Monday, 15 October 2012

School & I

I'm half way through semester #3 and I'm so happy that I only have one midterm.
I believe this is why I am not currently freaking out, even though I have essays that need to be written and researched.
I'm feeling confident and quite at ease in my current surroundings.
Initially I had been terrified with the thought of returning to school.
How I would juggle both school and  child without feeling guilty that I was taking time away from my baby.
Now that I'm about to finish my 1st year things seem to have fallen into place quite nicely.
I have found a rhythm in which I can attend school and be there for my son, which makes the sacrifices more than worth it. I love what I'm majoring and minoring in and I can see how the future for us will be better as I get to do what I love, read & write.
I didn't expect school to be easy and I am not saying that it is, but enjoying what I do definitely does help.
I do get stressed out and I do have moments where I freak out about an assignment or essay but it's not the end of the world. I take a step back breath, call a friend or my mom and then get back to it while reminding myself it's ok if I don't understand that's what the professors are for.
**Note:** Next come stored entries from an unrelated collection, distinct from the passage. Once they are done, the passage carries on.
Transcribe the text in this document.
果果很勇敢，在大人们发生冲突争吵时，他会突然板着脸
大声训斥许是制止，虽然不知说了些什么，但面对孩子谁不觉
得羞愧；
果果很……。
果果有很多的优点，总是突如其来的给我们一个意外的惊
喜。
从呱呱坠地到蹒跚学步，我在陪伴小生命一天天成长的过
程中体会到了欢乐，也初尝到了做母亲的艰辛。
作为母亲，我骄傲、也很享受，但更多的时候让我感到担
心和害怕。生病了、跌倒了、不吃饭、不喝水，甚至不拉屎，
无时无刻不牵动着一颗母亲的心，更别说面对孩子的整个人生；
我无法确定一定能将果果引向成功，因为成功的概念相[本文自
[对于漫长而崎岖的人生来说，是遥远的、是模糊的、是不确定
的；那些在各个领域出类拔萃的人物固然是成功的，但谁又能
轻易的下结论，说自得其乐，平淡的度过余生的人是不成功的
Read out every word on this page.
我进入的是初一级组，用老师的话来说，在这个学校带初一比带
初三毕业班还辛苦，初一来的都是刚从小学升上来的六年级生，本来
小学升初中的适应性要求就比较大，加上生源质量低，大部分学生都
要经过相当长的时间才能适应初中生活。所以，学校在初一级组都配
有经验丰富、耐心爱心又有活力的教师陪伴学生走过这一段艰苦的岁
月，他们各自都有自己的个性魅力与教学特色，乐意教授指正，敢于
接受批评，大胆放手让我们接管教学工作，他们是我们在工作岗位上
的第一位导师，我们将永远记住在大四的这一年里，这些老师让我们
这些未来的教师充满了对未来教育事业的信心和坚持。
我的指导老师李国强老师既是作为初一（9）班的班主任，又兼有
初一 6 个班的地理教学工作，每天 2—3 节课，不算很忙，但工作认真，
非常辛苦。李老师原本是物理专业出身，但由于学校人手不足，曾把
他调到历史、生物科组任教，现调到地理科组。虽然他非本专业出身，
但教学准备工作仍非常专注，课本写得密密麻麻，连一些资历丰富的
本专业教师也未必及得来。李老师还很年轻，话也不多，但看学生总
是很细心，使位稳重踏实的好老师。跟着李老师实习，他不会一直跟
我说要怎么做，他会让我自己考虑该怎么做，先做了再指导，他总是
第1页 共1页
And they're amazing, well most of them. A lot of them really take the time to sit and chat with you. Whether it's about school or personal they're really good at being there if you need them and they even got snacks to give you too.I've been very lucky, I didn't really see this for myself.
But I'm glad someone else saw this potential in me and for me and now although I still have a ways to go with school and being a single mom, I'm not alone.
I think that's what has helped me to start getting on my feet, that I am not alone, I have a good support system at home and at school.
Life is good and on the road to getting better.
& yes, life is about the journey and I'm glad that over all I enjoy it more than I don't.